As with life, the more of these necessary components, the better.
That is why I have always found it odd that the names for the days of the week have remained true to their Pagan origins. This seems like something that the Church would have put an end to at some point during then 1000 years it has dominated European thought. The days of the week are mostly named after Gods, other than the one that Christians root for.
We inherited the names of the week from the Ancient Rome (who else?). When the Romans switched from the 8 day week to the 7 day week, they discarded their A-H Letter names and decided on new names to appease the various sects and religions of Ancient Rome.
Monday was named for the Moon to appease the various Moon Cults. (Latin – dies Lunae )

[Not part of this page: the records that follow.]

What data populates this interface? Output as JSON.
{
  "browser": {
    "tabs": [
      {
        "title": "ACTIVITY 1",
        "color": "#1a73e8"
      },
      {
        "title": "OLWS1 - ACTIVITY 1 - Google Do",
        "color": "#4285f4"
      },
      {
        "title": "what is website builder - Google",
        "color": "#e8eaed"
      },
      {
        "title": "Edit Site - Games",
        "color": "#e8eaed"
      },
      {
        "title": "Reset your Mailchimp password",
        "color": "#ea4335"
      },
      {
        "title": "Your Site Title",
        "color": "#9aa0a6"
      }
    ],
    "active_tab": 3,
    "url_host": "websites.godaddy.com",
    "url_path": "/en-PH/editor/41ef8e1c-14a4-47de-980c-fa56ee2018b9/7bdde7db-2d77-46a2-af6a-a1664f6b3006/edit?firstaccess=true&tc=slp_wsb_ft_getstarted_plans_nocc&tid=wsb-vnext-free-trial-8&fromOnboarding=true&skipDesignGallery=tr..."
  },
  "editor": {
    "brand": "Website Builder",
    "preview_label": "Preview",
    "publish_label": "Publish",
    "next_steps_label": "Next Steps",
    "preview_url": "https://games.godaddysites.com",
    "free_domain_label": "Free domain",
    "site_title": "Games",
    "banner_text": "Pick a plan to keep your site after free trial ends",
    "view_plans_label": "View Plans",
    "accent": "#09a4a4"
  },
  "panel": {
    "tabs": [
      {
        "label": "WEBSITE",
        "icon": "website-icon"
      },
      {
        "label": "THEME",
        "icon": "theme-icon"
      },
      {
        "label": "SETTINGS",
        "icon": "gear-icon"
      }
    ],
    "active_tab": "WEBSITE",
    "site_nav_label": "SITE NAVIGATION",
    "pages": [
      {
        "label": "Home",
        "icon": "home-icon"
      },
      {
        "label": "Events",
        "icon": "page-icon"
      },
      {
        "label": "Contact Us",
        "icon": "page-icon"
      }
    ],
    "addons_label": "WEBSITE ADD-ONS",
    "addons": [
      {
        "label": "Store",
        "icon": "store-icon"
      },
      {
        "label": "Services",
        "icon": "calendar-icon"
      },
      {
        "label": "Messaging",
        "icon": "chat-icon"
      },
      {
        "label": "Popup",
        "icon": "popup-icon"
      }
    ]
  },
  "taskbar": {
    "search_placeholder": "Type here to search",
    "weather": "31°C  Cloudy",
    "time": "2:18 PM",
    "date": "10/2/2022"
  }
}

Tuesday is War day named for the English/Germanic War God Tiu, or the Norse god Tyr, or after the War God of Rome “Mars” in Latin languages. (Latin – dies Martis)
Wednesday is “Woden’s day”, named for the Norse Chief-God Odin. Although in Latin languages it is named after the Roman god Mercury (French/Spanish – mercredi/miercoles)
Thursday is Thor’s day in Anglo-Germanic and Jupiter’s day in Latin Languages (Latin – dies Jovis)
Friday is associated with the Love goddess Freya, or Venus in Latin languages (French/Spanish – viernes/vendredi)
Saturday derives it’s name from the Greco-Roman God Saturn (Latin – dies Saturni)
Sunday is naturally the Sun’s day (Latin – dies Solis) This is a nod to the many Sun God Cults of Ancient Rome who were eventually merged by into one “Jesus Christ” at the Council of Nicea.
Letting this whole Pagan many-God week thing go on all these years has always struck me as sloppy work by the Church.